Born near Laurel, Iowa, on Feb. 2, 1910, Esther Seitmann began her education in a one-room school a long walk from home. An avid 4-H member from age 10 and statewide 4-H girls' president at 17, she interrupted her time at the University of Iowa to spend six years teaching home arts and crafts in Appalachian West Virginia during the Depression.



That helped her adapt to rural Africa, where she twice walked across Liberia to study the crafts and absorb the culture in small villages. To finance her explorations, she collected, trained and sold small chimpanzees to a Florida animal farm.



She came to view Africa as "my homeland of the spirit." To gain entree among the wary villagers, she used a simple piece of yarn.



"I would sit in the dust, playing with the yarn and arranging it into designs on the ground," she told The Times in 1969, describing how first the children would gather to kibitz and then adults. "Soon we were all friends, and the string did it."



Dendel later converted her 1941-44 African diaries into half a dozen books--one describing the culture in "New Song in a Strange Land," another her adventures with the chimps in "Seven Days to Lomeland" and a third her friendship with a young black nurse in the novel "The Silk Cotton Tree." After a return trip several years later, she described the custom of buying and selling little girls in a dowry system--the Dendels "bought" a child who went on to become a Liberian official--in her book "The Crossing Fee."



While in Africa, the woman then named Esther Warner also maintained a studio, inviting anybody interested to stop by and paint or carve. One visitor was Jo Dendel, a photographer, carver and sketch artist. They worked well together and talked about opening a studio together.



She returned to teach at the University of Minnesota, and he served in the Navy, but by 1946 they were both in Costa Mesa, converting a small garage into Denwar Studios.

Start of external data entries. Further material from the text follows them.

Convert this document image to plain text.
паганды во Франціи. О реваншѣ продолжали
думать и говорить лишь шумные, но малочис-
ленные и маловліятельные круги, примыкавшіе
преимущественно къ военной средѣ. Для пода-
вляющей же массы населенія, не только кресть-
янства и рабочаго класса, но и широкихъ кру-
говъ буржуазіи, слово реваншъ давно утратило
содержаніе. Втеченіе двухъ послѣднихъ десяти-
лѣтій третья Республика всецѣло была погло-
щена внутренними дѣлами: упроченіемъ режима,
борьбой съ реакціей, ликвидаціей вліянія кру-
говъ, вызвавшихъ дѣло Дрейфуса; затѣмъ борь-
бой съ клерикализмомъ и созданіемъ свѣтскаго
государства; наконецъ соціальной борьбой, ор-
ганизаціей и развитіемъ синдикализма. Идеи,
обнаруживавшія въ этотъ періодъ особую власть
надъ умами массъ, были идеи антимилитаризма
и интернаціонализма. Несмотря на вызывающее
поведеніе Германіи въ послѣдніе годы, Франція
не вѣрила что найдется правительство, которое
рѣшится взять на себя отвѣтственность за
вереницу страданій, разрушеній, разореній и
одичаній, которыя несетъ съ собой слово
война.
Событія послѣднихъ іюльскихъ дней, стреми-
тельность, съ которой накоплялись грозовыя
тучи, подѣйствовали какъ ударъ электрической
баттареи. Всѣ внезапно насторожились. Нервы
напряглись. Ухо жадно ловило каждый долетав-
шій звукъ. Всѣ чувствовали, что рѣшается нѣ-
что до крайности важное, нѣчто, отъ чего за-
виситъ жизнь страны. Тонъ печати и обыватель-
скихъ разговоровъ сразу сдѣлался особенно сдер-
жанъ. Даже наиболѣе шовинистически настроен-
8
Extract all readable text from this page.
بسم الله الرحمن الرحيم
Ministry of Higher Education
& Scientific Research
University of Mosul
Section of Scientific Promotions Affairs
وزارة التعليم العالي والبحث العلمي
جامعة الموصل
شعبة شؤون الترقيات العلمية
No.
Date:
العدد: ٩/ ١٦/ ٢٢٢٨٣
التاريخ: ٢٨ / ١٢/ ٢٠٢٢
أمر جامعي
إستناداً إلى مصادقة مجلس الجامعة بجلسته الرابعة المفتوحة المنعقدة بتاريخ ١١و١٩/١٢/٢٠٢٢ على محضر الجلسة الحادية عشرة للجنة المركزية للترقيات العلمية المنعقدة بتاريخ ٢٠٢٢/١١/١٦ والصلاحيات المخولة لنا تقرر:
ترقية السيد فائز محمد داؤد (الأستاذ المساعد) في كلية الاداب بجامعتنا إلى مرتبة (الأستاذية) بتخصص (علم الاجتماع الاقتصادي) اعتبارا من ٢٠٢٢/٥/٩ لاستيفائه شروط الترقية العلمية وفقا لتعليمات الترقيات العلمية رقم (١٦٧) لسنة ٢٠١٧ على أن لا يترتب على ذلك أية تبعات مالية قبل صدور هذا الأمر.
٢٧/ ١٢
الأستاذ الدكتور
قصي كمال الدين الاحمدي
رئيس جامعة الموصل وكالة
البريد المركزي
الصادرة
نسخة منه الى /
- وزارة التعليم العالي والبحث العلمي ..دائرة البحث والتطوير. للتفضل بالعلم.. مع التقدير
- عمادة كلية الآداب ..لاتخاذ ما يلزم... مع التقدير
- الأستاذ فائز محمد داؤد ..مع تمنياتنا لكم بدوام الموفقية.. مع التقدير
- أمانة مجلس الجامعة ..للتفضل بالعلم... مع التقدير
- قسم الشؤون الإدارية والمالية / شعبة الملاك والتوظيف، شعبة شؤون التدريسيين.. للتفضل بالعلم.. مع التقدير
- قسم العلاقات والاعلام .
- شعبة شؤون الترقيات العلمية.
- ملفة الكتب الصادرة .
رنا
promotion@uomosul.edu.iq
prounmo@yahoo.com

The name was a combination of their surnames--Dendel and Warner, the name of her then ex-husband.



The Dendels married in 1950, and their shared goal was to make a living from their crafts. Their first product was ceramics--dinnerware sold all over the U.S. and Hawaii. When Japanese competition increased in the mid-1950s, the Dendels switched to mosaics. Some of their resulting work is displayed in the Orange Central Library. By 1967, the Dendels had moved into fiber arts--spinning, dyeing, weaving, knitting, crocheting, creating rugs and tapestries and baskets. They taught individuals, organized a weekly Dendel Craft Fellowship and staged annual crafts fairs in their growing studio and home. Their own well-respected crafts collection has lent pieces to the Museum of Modern Art in New York and the Bowers Museum in Santa Ana.



Mindful of her own economic struggles to get an education--a master's degree at Columbia University as well as the Iowa bachelor's--Dendel years ago organized an annual scholarship for creative artists or craftspeople. She personally created quilts and other items to sell at annual fund-raisers.



Jo Dendel, who survives his wife, has asked that any memorial donations be made to that Dendel Scholarship Fund at Denwar Studios, 236 E. 16th St., Costa Mesa, CA 92627. Services and burial will be in Laurel, Iowa.